I viewed miracle berries as no more than a novelty until I heard that someone tried to commercialize miraculin, the magical compound in the fruit, in the 1970s so it could be used as a sweetener. The company that developed the sweetener applied to the U.S. Food and Drug Administration (FDA) for approval to use it in food. The FDA denied their application, which meant they’d have to do a lot more testing, which would cost a lot more money. At this point, the company simply gave up. A few people in the industry whisper that the “Big Sugar” lobby was behind this, but I couldn’t get anyone to say it on the record.
Szechuan buttons look demure enough: tiny yellow flowers with a bright green stem. You might expect them to taste like kiwi or even the edible flowers, nasturtiums, they’re so darn pretty. But when you chew through the flowery pistils of the Szechuan button, you will first notice that it is irritating. Then you will feel it start to numb your tongue and cheeks. And finally, when it’s in full bloom in your mouth, you will think you can fly to the moon. Well, maybe not that far, but the button certainly is energizing, like touching your tongue to a battery.

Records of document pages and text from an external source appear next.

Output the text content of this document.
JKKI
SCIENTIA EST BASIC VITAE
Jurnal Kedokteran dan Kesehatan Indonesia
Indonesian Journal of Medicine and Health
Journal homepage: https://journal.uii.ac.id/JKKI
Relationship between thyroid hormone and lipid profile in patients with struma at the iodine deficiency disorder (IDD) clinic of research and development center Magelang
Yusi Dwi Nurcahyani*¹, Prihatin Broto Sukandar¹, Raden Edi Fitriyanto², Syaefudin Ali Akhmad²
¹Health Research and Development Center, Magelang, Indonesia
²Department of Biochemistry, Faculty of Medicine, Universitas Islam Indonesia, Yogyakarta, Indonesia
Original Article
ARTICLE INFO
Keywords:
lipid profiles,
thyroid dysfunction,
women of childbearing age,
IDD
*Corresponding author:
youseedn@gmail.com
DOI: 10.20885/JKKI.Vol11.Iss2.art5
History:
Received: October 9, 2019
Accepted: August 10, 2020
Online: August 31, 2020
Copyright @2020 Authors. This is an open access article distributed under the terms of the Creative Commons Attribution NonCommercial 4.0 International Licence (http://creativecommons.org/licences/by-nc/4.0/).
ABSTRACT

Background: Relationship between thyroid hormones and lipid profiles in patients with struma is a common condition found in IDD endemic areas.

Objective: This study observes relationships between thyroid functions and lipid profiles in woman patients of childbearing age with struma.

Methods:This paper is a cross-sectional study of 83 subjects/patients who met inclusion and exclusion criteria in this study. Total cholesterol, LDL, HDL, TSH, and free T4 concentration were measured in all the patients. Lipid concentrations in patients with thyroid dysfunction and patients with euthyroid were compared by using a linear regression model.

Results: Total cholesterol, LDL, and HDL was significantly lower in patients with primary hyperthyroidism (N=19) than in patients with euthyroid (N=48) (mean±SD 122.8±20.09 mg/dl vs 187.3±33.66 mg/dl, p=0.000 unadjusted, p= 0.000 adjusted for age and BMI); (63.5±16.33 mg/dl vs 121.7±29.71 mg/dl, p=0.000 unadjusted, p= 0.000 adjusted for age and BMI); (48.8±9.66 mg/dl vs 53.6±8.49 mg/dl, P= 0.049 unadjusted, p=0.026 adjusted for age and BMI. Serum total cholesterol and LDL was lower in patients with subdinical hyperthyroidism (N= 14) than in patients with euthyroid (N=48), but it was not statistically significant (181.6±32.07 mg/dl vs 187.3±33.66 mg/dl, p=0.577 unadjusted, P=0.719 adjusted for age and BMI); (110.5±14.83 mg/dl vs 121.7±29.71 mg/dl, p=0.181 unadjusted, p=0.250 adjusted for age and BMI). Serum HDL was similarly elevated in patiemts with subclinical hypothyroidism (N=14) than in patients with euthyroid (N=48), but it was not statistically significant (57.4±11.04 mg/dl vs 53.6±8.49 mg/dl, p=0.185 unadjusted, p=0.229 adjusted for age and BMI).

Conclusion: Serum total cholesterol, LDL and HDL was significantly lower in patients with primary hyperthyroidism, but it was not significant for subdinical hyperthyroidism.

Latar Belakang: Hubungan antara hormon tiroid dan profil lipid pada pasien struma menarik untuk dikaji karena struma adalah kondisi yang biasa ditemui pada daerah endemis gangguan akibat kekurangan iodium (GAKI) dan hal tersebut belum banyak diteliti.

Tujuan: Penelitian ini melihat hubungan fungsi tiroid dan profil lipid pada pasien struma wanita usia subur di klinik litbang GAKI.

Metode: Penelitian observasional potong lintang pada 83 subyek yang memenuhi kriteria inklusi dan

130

The spilanthol in the button is what makes it tingly or numbing, as different people describe it. The effect is similar to eating Szechuan peppercorns but much more pronounced. Michael Nestrud, formerly of the Cornell University Food Science department, notes that the structure of the spilanthol molecule looks suspiciously like that of capsaicin, the active compound in chile peppers. They
both have numbing effects, although the button’s effect comes on much faster and hangs on much longer than that of capsaicin. In some parts of the world, instead of the Szechuan button, it’s known as the toothache plant because of its anesthetic quality.
When I tried Szechuan buttons I most certainly, definitely, positively felt the sensation, which was like nothing I’d experienced before. After the tingle turned into a buzzing numbness, I reached for a glass of water to cleanse my palate. The water spontaneously combusted in my mouth—a sensation so strong it scared me for half a second. Szechuan buttons are an unbelievable sensory experience, but it’s not one I want to experience again. I prefer my food a little less magical.